Os Estados Unidos são co-anfitriões da Copa do Mundo de 48 seleções este ano, junto com Canadá e México, com início em 11 de junho. A seleção iraniana se classificou para o torneio no ano passado, mas sua participação ficou em dúvida após os Estados Unidos e Israel iniciarem a guerra contra o Irã em fevereiro.
Durante um evento na Casa Branca na quinta-feira, Rubio e o presidente Donald Trump sugeriram que os jogadores de futebol iranianos que vierem aos Estados Unidos para o torneio serão bem-vindos.
“Nada vindo dos Estados Unidos disse a eles que não podem vir”, disse Rubio aos repórteres. “Se eles decidirem não vir por conta própria, é porque decidiram não vir.”
Mas Rubio disse que qualquer pessoa com vínculos com a Guarda Revolucionária do Irã não teria permissão para entrar.
“O que eles não podem trazer é um bando de terroristas do IRGC para o nosso país e fingir que são jornalistas e preparadores físicos”, disse ele, usando outra sigla para a organização paramilitar iraniana.
“Não queremos prejudicar os atletas”, acrescentou Trump rapidamente.
Autoridades americanas e iranianas têm emitido sinais contraditórios sobre a participação do Irã na Copa do Mundo.
Trump disse em março que não se importava se a seleção iraniana jogasse na Copa do Mundo.
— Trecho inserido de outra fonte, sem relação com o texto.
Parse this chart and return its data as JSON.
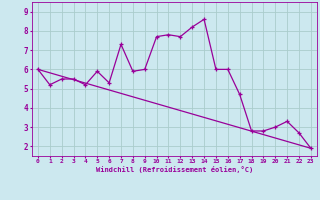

Mais tarde naquele mês, ele disse que, embora os jogadores do Irã fossem bem-vindos, não seria apropriado que viessem aos Estados Unidos “por sua própria vida e segurança”.
O ministro dos Esportes do Irã disse no mês passado que a seleção nacional não poderia aceitar participar da Copa do Mundo depois que o líder supremo do país, aiatolá Ali Khamenei, foi morto em ataques americano-israelenses. Esta semana, um porta-voz do governo iraniano disse à mídia estatal que a seleção estava se preparando para jogar suas partidas da Copa do Mundo nos Estados Unidos.
Gianni Infantino, presidente da Fifa, órgão máximo do futebol mundial, disse na semana passada que o Irã “virá com certeza” para a Copa do Mundo.
“Esperamos que até lá, é claro, a situação seja pacífica”, disse ele, falando em um evento da CNBC em Washington. “Como eu disse, isso definitivamente ajudaria. Mas o Irã tem que vir, é claro, eles representam seu povo. Eles se classificaram. Os jogadores querem jogar.”
Todas as três partidas do Irã na fase de grupos são nos Estados Unidos —duas em Los Angeles e a terceira em Seattle.
Trump e Rubio fizeram seus comentários sobre a Copa do Mundo depois que um repórter perguntou o que o presidente achava sobre a Itália substituir o Irã no torneio. O Financial Times havia reportado que Paolo Zampolli, um enviado especial dos EUA e amigo próximo do presidente, havia proposto a troca a Trump e Infantino.
“Não penso muito nisso”, disse Trump.
O ministro dos Esportes da Itália, Andrea Abodi, e alguns torcedores descartaram a ideia.